We have an imposter. No gentleman says 'govna'. That sort of cockney phrasing is reserved for the ill-bred. Out at once, or I shall call the police!
I dare say gentlemen, we have neglected this thread for far too long. We must take up arms and show these silly dainty children what a real gentleman is.
"Give me women, wine and snuff
Until I cry out 'hold, enough!"
Gentlemen, if you don't mind in indulging me in a fair bit of smut and boastfulness, I just bought this new cigarette case, whilst traversing the Orient. Brandished upon it's front is a woman allowing us to gaze at her plump, pale, yellow breasts. My fiancÚ has taken some offence to this. When did my Beatice, and all modern ladies for that matter, become so opinionated? Can someone show me where I have erred?

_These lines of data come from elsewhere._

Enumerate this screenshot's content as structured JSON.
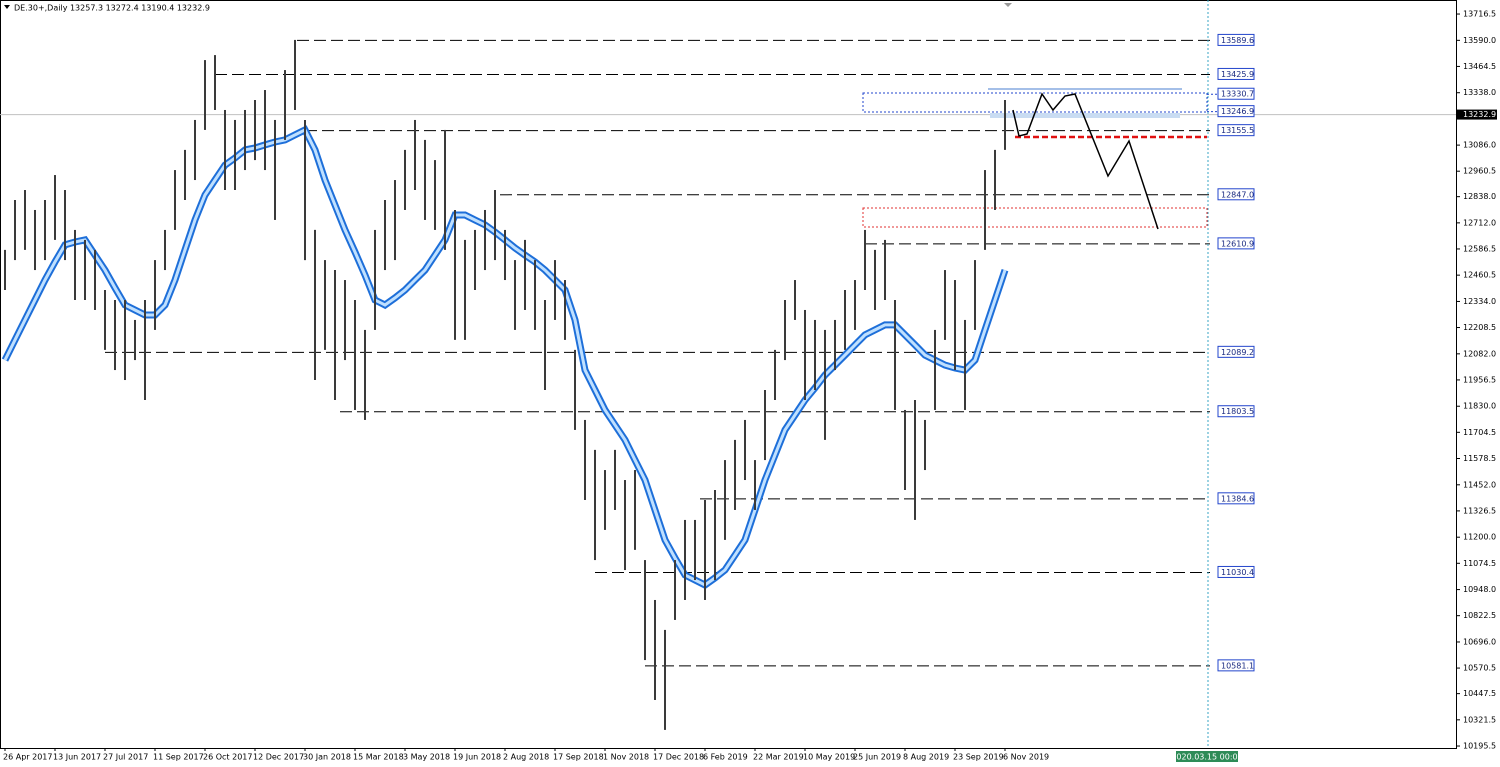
{
  "chart_data": {
    "type": "ohlc",
    "title": "DE.30+,Daily  13257.3 13272.4 13190.4 13232.9",
    "categories": [
      "26 Apr 2017",
      null,
      null,
      null,
      null,
      "13 Jun 2017",
      null,
      null,
      null,
      null,
      "27 Jul 2017",
      null,
      null,
      null,
      null,
      "11 Sep 2017",
      null,
      null,
      null,
      null,
      "26 Oct 2017",
      null,
      null,
      null,
      null,
      "12 Dec 2017",
      null,
      null,
      null,
      null,
      "30 Jan 2018",
      null,
      null,
      null,
      null,
      "15 Mar 2018",
      null,
      null,
      null,
      null,
      "3 May 2018",
      null,
      null,
      null,
      null,
      "19 Jun 2018",
      null,
      null,
      null,
      null,
      "2 Aug 2018",
      null,
      null,
      null,
      null,
      "17 Sep 2018",
      null,
      null,
      null,
      null,
      "1 Nov 2018",
      null,
      null,
      null,
      null,
      "17 Dec 2018",
      null,
      null,
      null,
      null,
      "6 Feb 2019",
      null,
      null,
      null,
      null,
      "22 Mar 2019",
      null,
      null,
      null,
      null,
      "10 May 2019",
      null,
      null,
      null,
      null,
      "25 Jun 2019",
      null,
      null,
      null,
      null,
      "8 Aug 2019",
      null,
      null,
      null,
      null,
      "23 Sep 2019",
      null,
      null,
      null,
      null,
      "6 Nov 2019"
    ],
    "series": [
      {
        "color": "#3a3a3a",
        "high": [
          12582,
          12822,
          12870,
          12774,
          12822,
          12942,
          12870,
          12678,
          12630,
          12582,
          12389,
          12341,
          12341,
          12245,
          12341,
          12533,
          12678,
          12966,
          13063,
          13207,
          13495,
          13519,
          13255,
          13207,
          13255,
          13303,
          13351,
          13207,
          13447,
          13592,
          13207,
          12678,
          12533,
          12485,
          12437,
          12341,
          12197,
          12678,
          12822,
          12918,
          13063,
          13207,
          13111,
          13014,
          13159,
          12774,
          12630,
          12678,
          12774,
          12870,
          12678,
          12533,
          12630,
          12533,
          12341,
          12533,
          12437,
          12101,
          11764,
          11620,
          11523,
          11620,
          11475,
          11523,
          11090,
          10898,
          10754,
          11090,
          11283,
          11283,
          11379,
          11427,
          11571,
          11668,
          11764,
          11571,
          11908,
          12101,
          12341,
          12437,
          12293,
          12245,
          12197,
          12245,
          12389,
          12437,
          12678,
          12582,
          12630,
          12341,
          11812,
          11860,
          11764,
          12197,
          12485,
          12437,
          12245,
          12533,
          12966,
          13063,
          13303
        ],
        "low": [
          12389,
          12533,
          12582,
          12485,
          12533,
          12630,
          12533,
          12341,
          12341,
          12293,
          12101,
          12004,
          11956,
          12052,
          11860,
          12197,
          12485,
          12678,
          12822,
          12918,
          13159,
          13255,
          12870,
          12870,
          12966,
          13014,
          12966,
          12726,
          13111,
          13255,
          12533,
          11956,
          12101,
          11860,
          12052,
          11812,
          11764,
          12197,
          12485,
          12533,
          12774,
          12870,
          12726,
          12678,
          12582,
          12149,
          12149,
          12389,
          12485,
          12533,
          12437,
          12197,
          12293,
          12197,
          11908,
          12245,
          12149,
          11716,
          11379,
          11090,
          11235,
          11331,
          11042,
          11139,
          10609,
          10417,
          10273,
          10802,
          10898,
          10994,
          10898,
          10994,
          11187,
          11331,
          11475,
          11331,
          11571,
          11860,
          12052,
          12245,
          11860,
          11908,
          11668,
          12004,
          12101,
          12197,
          12389,
          12293,
          12341,
          11812,
          11427,
          11283,
          11523,
          11812,
          12149,
          12004,
          11812,
          12197,
          12582,
          12774,
          13063
        ]
      }
    ],
    "moving_average": {
      "color": "#1e6fd9",
      "values": [
        12052,
        12149,
        12245,
        12341,
        12437,
        12524,
        12606,
        12620,
        12630,
        12557,
        12485,
        12399,
        12317,
        12293,
        12269,
        12269,
        12317,
        12437,
        12582,
        12726,
        12846,
        12918,
        12990,
        13024,
        13063,
        13072,
        13087,
        13101,
        13111,
        13135,
        13159,
        13063,
        12918,
        12798,
        12678,
        12572,
        12461,
        12341,
        12317,
        12351,
        12389,
        12437,
        12485,
        12557,
        12630,
        12750,
        12750,
        12726,
        12702,
        12668,
        12630,
        12591,
        12557,
        12524,
        12485,
        12437,
        12389,
        12245,
        12004,
        11908,
        11812,
        11740,
        11668,
        11571,
        11475,
        11331,
        11187,
        11100,
        11018,
        10994,
        10970,
        11004,
        11042,
        11114,
        11187,
        11331,
        11475,
        11596,
        11716,
        11788,
        11860,
        11918,
        11980,
        12028,
        12076,
        12125,
        12173,
        12197,
        12221,
        12221,
        12173,
        12125,
        12076,
        12052,
        12028,
        12014,
        12004,
        12052,
        12197,
        12341,
        12485
      ]
    },
    "levels": [
      13589.6,
      13425.9,
      13155.5,
      {
        "value": 12847,
        "label": "12847.0"
      },
      12610.9,
      12089.2,
      11803.5,
      11384.6,
      11030.4,
      10581.1
    ],
    "zone_levels": [
      13330.7,
      13246.9
    ],
    "current_price": 13232.9,
    "time_marker": "2020.03.15 00:00",
    "ylim": [
      10186,
      13784
    ],
    "yticks": [
      13716.5,
      {
        "value": 13590,
        "label": "13590.0"
      },
      13464.5,
      {
        "value": 13338,
        "label": "13338.0"
      },
      {
        "value": 13086,
        "label": "13086.0"
      },
      12960.5,
      {
        "value": 12838,
        "label": "12838.0"
      },
      {
        "value": 12712,
        "label": "12712.0"
      },
      12586.5,
      12460.5,
      {
        "value": 12334,
        "label": "12334.0"
      },
      12208.5,
      {
        "value": 12082,
        "label": "12082.0"
      },
      11956.5,
      {
        "value": 11830,
        "label": "11830.0"
      },
      11704.5,
      11578.5,
      {
        "value": 11452,
        "label": "11452.0"
      },
      11326.5,
      {
        "value": 11200,
        "label": "11200.0"
      },
      11074.5,
      {
        "value": 10948,
        "label": "10948.0"
      },
      10822.5,
      {
        "value": 10696,
        "label": "10696.0"
      },
      10570.5,
      10447.5,
      10321.5,
      10195.5
    ]
  }
}
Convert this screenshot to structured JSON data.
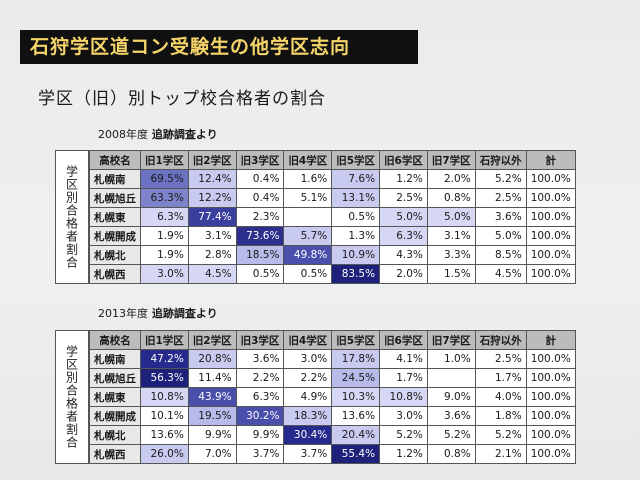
{
  "title": "石狩学区道コン受験生の他学区志向",
  "subtitle": "学区（旧）別トップ校合格者の割合",
  "side_label": "学区別合格者割合",
  "headers": [
    "高校名",
    "旧1学区",
    "旧2学区",
    "旧3学区",
    "旧4学区",
    "旧5学区",
    "旧6学区",
    "旧7学区",
    "石狩以外",
    "計"
  ],
  "table_2008": {
    "year_label": "2008年度",
    "source_label": "追跡調査より",
    "rows": [
      {
        "name": "札幌南",
        "values": [
          "69.5%",
          "12.4%",
          "0.4%",
          "1.6%",
          "7.6%",
          "1.2%",
          "2.0%",
          "5.2%",
          "100.0%"
        ]
      },
      {
        "name": "札幌旭丘",
        "values": [
          "63.3%",
          "12.2%",
          "0.4%",
          "5.1%",
          "13.1%",
          "2.5%",
          "0.8%",
          "2.5%",
          "100.0%"
        ]
      },
      {
        "name": "札幌東",
        "values": [
          "6.3%",
          "77.4%",
          "2.3%",
          "",
          "0.5%",
          "5.0%",
          "5.0%",
          "3.6%",
          "100.0%"
        ]
      },
      {
        "name": "札幌開成",
        "values": [
          "1.9%",
          "3.1%",
          "73.6%",
          "5.7%",
          "1.3%",
          "6.3%",
          "3.1%",
          "5.0%",
          "100.0%"
        ]
      },
      {
        "name": "札幌北",
        "values": [
          "1.9%",
          "2.8%",
          "18.5%",
          "49.8%",
          "10.9%",
          "4.3%",
          "3.3%",
          "8.5%",
          "100.0%"
        ]
      },
      {
        "name": "札幌西",
        "values": [
          "3.0%",
          "4.5%",
          "0.5%",
          "0.5%",
          "83.5%",
          "2.0%",
          "1.5%",
          "4.5%",
          "100.0%"
        ]
      }
    ],
    "shading": [
      [
        "#6c72c2",
        "#c9caf0",
        "#fff",
        "#fff",
        "#c9caf0",
        "#fff",
        "#fff",
        "#fff",
        "#fff"
      ],
      [
        "#7e84cc",
        "#c9caf0",
        "#fff",
        "#fff",
        "#c9caf0",
        "#fff",
        "#fff",
        "#fff",
        "#fff"
      ],
      [
        "#d6d7f4",
        "#3a3f9e",
        "#fff",
        "#fff",
        "#fff",
        "#d6d7f4",
        "#d6d7f4",
        "#fff",
        "#fff"
      ],
      [
        "#fff",
        "#fff",
        "#2c2f8c",
        "#c9caf0",
        "#fff",
        "#d6d7f4",
        "#fff",
        "#fff",
        "#fff"
      ],
      [
        "#fff",
        "#fff",
        "#b8baea",
        "#4a4fac",
        "#c9caf0",
        "#fff",
        "#fff",
        "#fff",
        "#fff"
      ],
      [
        "#d6d7f4",
        "#d6d7f4",
        "#fff",
        "#fff",
        "#1e2179",
        "#fff",
        "#fff",
        "#fff",
        "#fff"
      ]
    ]
  },
  "table_2013": {
    "year_label": "2013年度",
    "source_label": "追跡調査より",
    "rows": [
      {
        "name": "札幌南",
        "values": [
          "47.2%",
          "20.8%",
          "3.6%",
          "3.0%",
          "17.8%",
          "4.1%",
          "1.0%",
          "2.5%",
          "100.0%"
        ]
      },
      {
        "name": "札幌旭丘",
        "values": [
          "56.3%",
          "11.4%",
          "2.2%",
          "2.2%",
          "24.5%",
          "1.7%",
          "",
          "1.7%",
          "100.0%"
        ]
      },
      {
        "name": "札幌東",
        "values": [
          "10.8%",
          "43.9%",
          "6.3%",
          "4.9%",
          "10.3%",
          "10.8%",
          "9.0%",
          "4.0%",
          "100.0%"
        ]
      },
      {
        "name": "札幌開成",
        "values": [
          "10.1%",
          "19.5%",
          "30.2%",
          "18.3%",
          "13.6%",
          "3.0%",
          "3.6%",
          "1.8%",
          "100.0%"
        ]
      },
      {
        "name": "札幌北",
        "values": [
          "13.6%",
          "9.9%",
          "9.9%",
          "30.4%",
          "20.4%",
          "5.2%",
          "5.2%",
          "5.2%",
          "100.0%"
        ]
      },
      {
        "name": "札幌西",
        "values": [
          "26.0%",
          "7.0%",
          "3.7%",
          "3.7%",
          "55.4%",
          "1.2%",
          "0.8%",
          "2.1%",
          "100.0%"
        ]
      }
    ],
    "shading": [
      [
        "#262a8c",
        "#c9caf0",
        "#fff",
        "#fff",
        "#c9caf0",
        "#fff",
        "#fff",
        "#fff",
        "#fff"
      ],
      [
        "#1e2179",
        "#fff",
        "#fff",
        "#fff",
        "#b8baea",
        "#fff",
        "#fff",
        "#fff",
        "#fff"
      ],
      [
        "#d6d7f4",
        "#4a4fac",
        "#fff",
        "#fff",
        "#d6d7f4",
        "#d6d7f4",
        "#fff",
        "#fff",
        "#fff"
      ],
      [
        "#fff",
        "#b8baea",
        "#4a4fac",
        "#c9caf0",
        "#fff",
        "#fff",
        "#fff",
        "#fff",
        "#fff"
      ],
      [
        "#fff",
        "#fff",
        "#fff",
        "#262a8c",
        "#c9caf0",
        "#fff",
        "#fff",
        "#fff",
        "#fff"
      ],
      [
        "#c9caf0",
        "#fff",
        "#fff",
        "#fff",
        "#1e2179",
        "#fff",
        "#fff",
        "#fff",
        "#fff"
      ]
    ]
  }
}
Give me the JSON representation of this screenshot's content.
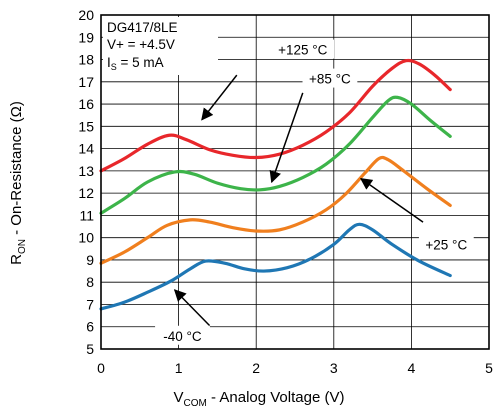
{
  "chart_data": {
    "type": "line",
    "info_box": [
      "DG417/8LE",
      "V+ = +4.5V",
      "I",
      "S",
      " = 5 mA"
    ],
    "xlabel": {
      "main": "V",
      "sub": "COM",
      "rest": " - Analog Voltage (V)"
    },
    "ylabel": {
      "main": "R",
      "sub": "ON",
      "rest": " - On-Resistance (Ω)"
    },
    "xlim": [
      0,
      5
    ],
    "ylim": [
      5,
      20
    ],
    "xticks": [
      0,
      1,
      2,
      3,
      4,
      5
    ],
    "yticks": [
      5,
      6,
      7,
      8,
      9,
      10,
      11,
      12,
      13,
      14,
      15,
      16,
      17,
      18,
      19,
      20
    ],
    "grid": true,
    "series": [
      {
        "name": "+125 °C",
        "color": "#e8272b",
        "points": [
          [
            0,
            13.0
          ],
          [
            0.3,
            13.55
          ],
          [
            0.6,
            14.2
          ],
          [
            0.88,
            14.6
          ],
          [
            1.1,
            14.4
          ],
          [
            1.4,
            13.95
          ],
          [
            1.7,
            13.7
          ],
          [
            2.0,
            13.6
          ],
          [
            2.3,
            13.75
          ],
          [
            2.6,
            14.15
          ],
          [
            2.9,
            14.75
          ],
          [
            3.2,
            15.6
          ],
          [
            3.5,
            16.8
          ],
          [
            3.75,
            17.6
          ],
          [
            3.93,
            17.95
          ],
          [
            4.1,
            17.8
          ],
          [
            4.3,
            17.3
          ],
          [
            4.5,
            16.65
          ]
        ]
      },
      {
        "name": "+85 °C",
        "color": "#3db44a",
        "points": [
          [
            0,
            11.1
          ],
          [
            0.3,
            11.75
          ],
          [
            0.6,
            12.5
          ],
          [
            0.95,
            12.95
          ],
          [
            1.2,
            12.85
          ],
          [
            1.5,
            12.45
          ],
          [
            1.8,
            12.2
          ],
          [
            2.05,
            12.15
          ],
          [
            2.3,
            12.3
          ],
          [
            2.6,
            12.7
          ],
          [
            2.9,
            13.3
          ],
          [
            3.2,
            14.2
          ],
          [
            3.5,
            15.4
          ],
          [
            3.7,
            16.15
          ],
          [
            3.82,
            16.3
          ],
          [
            4.0,
            16.0
          ],
          [
            4.25,
            15.25
          ],
          [
            4.5,
            14.55
          ]
        ]
      },
      {
        "name": "+25 °C",
        "color": "#f07f1e",
        "points": [
          [
            0,
            8.85
          ],
          [
            0.3,
            9.35
          ],
          [
            0.6,
            10.0
          ],
          [
            0.85,
            10.55
          ],
          [
            1.15,
            10.8
          ],
          [
            1.4,
            10.7
          ],
          [
            1.7,
            10.45
          ],
          [
            2.0,
            10.3
          ],
          [
            2.3,
            10.35
          ],
          [
            2.6,
            10.7
          ],
          [
            2.9,
            11.25
          ],
          [
            3.15,
            11.95
          ],
          [
            3.4,
            12.9
          ],
          [
            3.58,
            13.55
          ],
          [
            3.7,
            13.5
          ],
          [
            3.9,
            13.0
          ],
          [
            4.2,
            12.2
          ],
          [
            4.5,
            11.45
          ]
        ]
      },
      {
        "name": "-40 °C",
        "color": "#1f77b4",
        "points": [
          [
            0,
            6.8
          ],
          [
            0.3,
            7.1
          ],
          [
            0.6,
            7.55
          ],
          [
            0.9,
            8.05
          ],
          [
            1.15,
            8.6
          ],
          [
            1.35,
            8.95
          ],
          [
            1.6,
            8.85
          ],
          [
            1.85,
            8.6
          ],
          [
            2.1,
            8.5
          ],
          [
            2.4,
            8.65
          ],
          [
            2.7,
            9.05
          ],
          [
            3.0,
            9.7
          ],
          [
            3.2,
            10.35
          ],
          [
            3.33,
            10.6
          ],
          [
            3.5,
            10.35
          ],
          [
            3.75,
            9.7
          ],
          [
            4.1,
            8.95
          ],
          [
            4.5,
            8.3
          ]
        ]
      }
    ],
    "annotations": [
      {
        "label": "+125 °C",
        "text_at": [
          2.6,
          18.4
        ],
        "arrow_from": [
          1.75,
          17.3
        ],
        "arrow_to": [
          1.3,
          15.3
        ],
        "series": "+125 °C"
      },
      {
        "label": "+85 °C",
        "text_at": [
          2.95,
          17.1
        ],
        "arrow_from": [
          2.6,
          16.5
        ],
        "arrow_to": [
          2.2,
          12.5
        ],
        "series": "+85 °C"
      },
      {
        "label": "+25 °C",
        "text_at": [
          4.45,
          9.65
        ],
        "arrow_from": [
          4.15,
          10.7
        ],
        "arrow_to": [
          3.35,
          12.65
        ],
        "series": "+25 °C"
      },
      {
        "label": "-40 °C",
        "text_at": [
          1.05,
          5.55
        ],
        "arrow_from": [
          1.4,
          6.05
        ],
        "arrow_to": [
          0.95,
          7.65
        ],
        "series": "-40 °C"
      }
    ]
  }
}
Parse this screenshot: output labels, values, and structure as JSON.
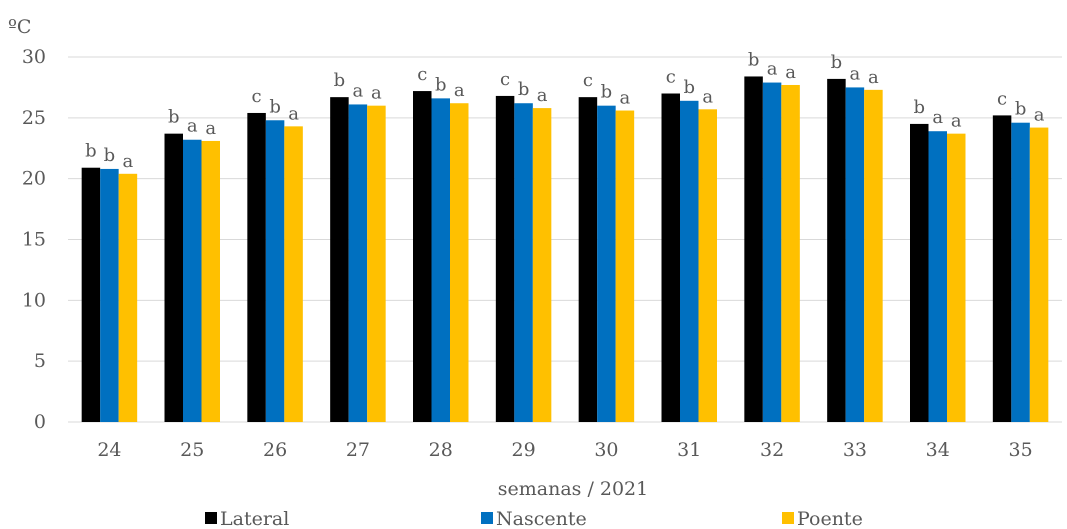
{
  "chart_data": {
    "type": "bar",
    "title": "",
    "ylabel": "ºC",
    "xlabel": "semanas / 2021",
    "ylim": [
      0,
      30
    ],
    "yticks": [
      0,
      5,
      10,
      15,
      20,
      25,
      30
    ],
    "grid": true,
    "legend_position": "bottom",
    "categories": [
      "24",
      "25",
      "26",
      "27",
      "28",
      "29",
      "30",
      "31",
      "32",
      "33",
      "34",
      "35"
    ],
    "series": [
      {
        "name": "Lateral",
        "color": "#000000",
        "values": [
          20.9,
          23.7,
          25.4,
          26.7,
          27.2,
          26.8,
          26.7,
          27.0,
          28.4,
          28.2,
          24.5,
          25.2
        ],
        "labels": [
          "b",
          "b",
          "c",
          "b",
          "c",
          "c",
          "c",
          "c",
          "b",
          "b",
          "b",
          "c"
        ]
      },
      {
        "name": "Nascente",
        "color": "#0070c0",
        "values": [
          20.8,
          23.2,
          24.8,
          26.1,
          26.6,
          26.2,
          26.0,
          26.4,
          27.9,
          27.5,
          23.9,
          24.6
        ],
        "labels": [
          "b",
          "a",
          "b",
          "a",
          "b",
          "b",
          "b",
          "b",
          "a",
          "a",
          "a",
          "b"
        ]
      },
      {
        "name": "Poente",
        "color": "#ffc000",
        "values": [
          20.4,
          23.1,
          24.3,
          26.0,
          26.2,
          25.8,
          25.6,
          25.7,
          27.7,
          27.3,
          23.7,
          24.2
        ],
        "labels": [
          "a",
          "a",
          "a",
          "a",
          "a",
          "a",
          "a",
          "a",
          "a",
          "a",
          "a",
          "a"
        ]
      }
    ]
  }
}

I believe it was the year of our Lord 1920, in which we allowed women to vote in our beloved country. After then, it was quite difficult to keep, ahh, how should i put this, the woman under the boot.
If I may say so.
I had not made this connection, and I greatly appreciate your correspondence! Next time I am in Singapore, I shall inquire where the wharf is, and upon reaching the wharf, I shall inquire where the western sailors acquire tattoos, and upon reaching said location, I shall inquire about the availability of a tattoo that is a portrait of Susan B. Anthony, and upon payment I shall point out the desired location of her visage, and I shall take off my left shoe, and point at the heel of my foot.